John Bruton gives Michael Fogarty Memorial Lecture

John Bruton, former Taoiseach of Ireland at last night's lecture - picture: JS/ICN

John Bruton, former Taoiseach of Ireland at last night's lecture - picture: JS/ICN

John Bruton, former Taoiseach of Ireland, House of Lords, gave the Centre for Christian Democracy's Michael Fogarty Memorial Lecture at the House of Lords last night.

“Christian Democracy is as relevant today as it was when Michael Fogarty studied Catholic social teaching in the 1930s. Getting involved in politics is one of the best ways to promote Christian values. The secularist view that faith should not influence politics is naïve and betrays a lack of understanding of human nature.”

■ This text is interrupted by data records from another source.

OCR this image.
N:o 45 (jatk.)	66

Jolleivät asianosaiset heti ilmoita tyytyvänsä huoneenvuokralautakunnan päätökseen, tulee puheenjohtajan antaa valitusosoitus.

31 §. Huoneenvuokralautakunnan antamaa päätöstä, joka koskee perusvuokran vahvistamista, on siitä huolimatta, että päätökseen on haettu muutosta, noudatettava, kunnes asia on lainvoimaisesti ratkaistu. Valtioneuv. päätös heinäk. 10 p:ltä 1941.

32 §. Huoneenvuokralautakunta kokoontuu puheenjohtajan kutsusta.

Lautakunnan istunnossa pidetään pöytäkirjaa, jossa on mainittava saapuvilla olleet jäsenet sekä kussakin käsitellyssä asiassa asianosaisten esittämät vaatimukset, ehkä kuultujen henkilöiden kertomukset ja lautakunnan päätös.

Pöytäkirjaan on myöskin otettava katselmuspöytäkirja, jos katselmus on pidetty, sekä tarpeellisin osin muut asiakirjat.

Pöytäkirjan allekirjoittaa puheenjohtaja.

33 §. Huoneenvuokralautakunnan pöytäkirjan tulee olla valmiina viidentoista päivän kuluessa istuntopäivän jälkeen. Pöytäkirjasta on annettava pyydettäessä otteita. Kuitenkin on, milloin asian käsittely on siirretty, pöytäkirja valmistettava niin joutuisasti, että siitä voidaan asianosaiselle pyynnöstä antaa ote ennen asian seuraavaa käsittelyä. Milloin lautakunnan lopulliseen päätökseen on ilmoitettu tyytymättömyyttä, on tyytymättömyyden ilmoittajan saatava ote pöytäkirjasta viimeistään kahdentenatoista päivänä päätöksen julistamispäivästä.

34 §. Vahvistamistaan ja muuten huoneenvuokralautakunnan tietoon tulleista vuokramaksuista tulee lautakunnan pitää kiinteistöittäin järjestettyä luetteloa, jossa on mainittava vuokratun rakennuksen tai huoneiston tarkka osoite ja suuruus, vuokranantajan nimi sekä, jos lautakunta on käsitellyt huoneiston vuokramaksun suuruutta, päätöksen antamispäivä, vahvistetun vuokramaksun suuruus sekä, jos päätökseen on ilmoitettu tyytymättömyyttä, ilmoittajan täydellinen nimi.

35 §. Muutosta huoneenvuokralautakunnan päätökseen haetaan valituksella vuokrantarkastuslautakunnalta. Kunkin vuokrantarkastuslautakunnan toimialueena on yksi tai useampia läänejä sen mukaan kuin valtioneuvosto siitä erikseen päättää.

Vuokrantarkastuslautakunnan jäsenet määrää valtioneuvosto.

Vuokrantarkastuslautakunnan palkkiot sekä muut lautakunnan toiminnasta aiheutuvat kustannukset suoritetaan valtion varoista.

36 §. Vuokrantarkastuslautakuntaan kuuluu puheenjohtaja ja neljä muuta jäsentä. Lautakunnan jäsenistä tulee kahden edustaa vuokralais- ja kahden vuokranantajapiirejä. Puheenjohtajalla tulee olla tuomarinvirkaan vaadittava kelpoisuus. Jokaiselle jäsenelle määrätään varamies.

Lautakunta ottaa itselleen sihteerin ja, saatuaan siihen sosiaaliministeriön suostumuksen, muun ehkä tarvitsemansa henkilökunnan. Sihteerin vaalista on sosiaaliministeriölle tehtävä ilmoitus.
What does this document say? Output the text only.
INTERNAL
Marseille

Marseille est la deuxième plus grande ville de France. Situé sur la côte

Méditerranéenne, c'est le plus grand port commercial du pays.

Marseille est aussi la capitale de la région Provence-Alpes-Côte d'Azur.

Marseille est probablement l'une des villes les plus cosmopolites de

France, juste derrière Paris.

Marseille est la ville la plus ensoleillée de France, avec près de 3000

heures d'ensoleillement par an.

This was his starting point.  Quoting Pope Benedict London, he contrasted universal Christian democrat values with various forms of individualism and nationalism. ‘We share a passion for universal truth’, he said ‘with others, including Muslims, which helps us recognize with fundamental seriousness the things that are really important.’

He saw the credit boom as having masked fundamental problems: ‘young people who drop out, qualified only to do jobs Chinese or Vietnamese can do more cheaply’.

‘Globalisation,’ he said, ‘brought great rewards to those who had the skill to position themselves at the busy cross-roads of the information society, but it has left many people behind, and great unfairness’.

On the present economic crisis, he came back to Pope Benedict: “Without internal forms of solidarity and mutual trust, the market cannot completely fulfil its proper economic function. And today it is this trust that has ceased to exist, and the loss of trust is a great loss”.

‘And where does trust come from?’ John Bruton asked: ‘To a significant degree it comes from religious beliefs’.

Questioned inevitably on the Irish crisis, he defended both the EU and the Euro: ‘Of course we didn’t get it quite right when we created the Euro, but it’s better than before. We’re learning by experience. The critics should see it as a tribute to the British pragmatic way of muddling through. There were things we can blame on Europe, but a lot of the fault is Ireland’s. We should have banned 100% mortgages. The euro is good for Europe. It has helped us avoid ‘beggar-my-neighbour’ devaluations.

‘We have to realize that the economic situation throughout Europe is the same as in 1930 but the terrible consequences have not been the same: the euro has brought a degree of stability.’